As we were standing right next to that lady, we started to notice that very few customers would actually buy anything. We saw a lot of people coming out of the dressing room with 4,5 or even 6 articles of clothing, and give them all back. Being bored, we thought it would be a good idea to actually record this data, and analyse them.
We took notes of how many items were tried buy each person, and how many were kept. In the approximately 20 minutes we spent there, we saw 75 customers come out of dressing rooms. Here is the histogram of the number of items they had brought in (according to the small plastic panel).
We can already see some interesting trends. There are two peaks in this histogram, suggesting two types of customers : Those who bring few (1 or 2) articles, and those who want to try many items on (5 or 6). In comparison, few customers bring 3 or 4 items. But how does this translate into sales? Let’s have a look at the histogram of items kept.</p>
As you can see, the number of articles finally kept does not really look like the number of articles brought into the dressing room. In fact, the number of articles kept can be closely matched by what we call the gaussian distribution. That is the redline you can see on the figure. It is very frequently encountered in nature. So frequently, in fact, that we also call it the normal distribution.

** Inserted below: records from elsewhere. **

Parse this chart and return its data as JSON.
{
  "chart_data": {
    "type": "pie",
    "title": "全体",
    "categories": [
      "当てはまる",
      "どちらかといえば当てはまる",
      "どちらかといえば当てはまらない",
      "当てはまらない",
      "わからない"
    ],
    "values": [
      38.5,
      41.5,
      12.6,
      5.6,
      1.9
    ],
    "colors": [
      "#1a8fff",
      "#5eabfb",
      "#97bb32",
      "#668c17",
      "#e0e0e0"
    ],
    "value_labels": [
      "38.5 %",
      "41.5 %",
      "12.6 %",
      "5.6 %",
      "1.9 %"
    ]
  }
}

So we know that some people go in with a lot of clothes, and some with very few. We also know that the number of articles kept obeys the normal distribution. But what we would like to know is how does the number of articles brought in correlate with the number of articles brought out. In other words, we want to know if we can predict how many articles of clothing someone will end up buying based on how many the bring into the dressing room.
We can accomplish this by quite easily. In the following graph, you can see the mean number of articles kept, as a function of number of articles brought in the dressing room :
The numbers fit nicely on a line, with a slope of 0.28 (drawn in red). Roughly speaking, for every 100 items tried on in that shop’s dressing room, only 28 are bought. The remaining 72 have to be put back on shelves by the staff. We can also see that the number of clothe brought in can be a pretty good indicator of how many will be bought. The more items brought in, the more items are kept.
But, while we were recording the data, we actually noticed a pretty large number of people who actually did not seem to want to buy anything. They seemed just to be interested in trying clothes with their friends, and giving them all back afterwards. And we wondered, do they somehow skew our data? Is there something to be learnt by eliminating them from our dataset? Have a look at this next graph.
Here you can see the same data than on the last graph, but we have added another curve. In green you can see the mean number of articles bought if we exclude those who do not buy anything. There is something funny about this graph. It seems that people who bring in 4 items actually end up buying less than people who brought in only 3. I do not know if there is any truth behind this observation, or if it is just due to a small number of samples. other than that, the trend of “The more you bring in, the more you buy” seems to hold.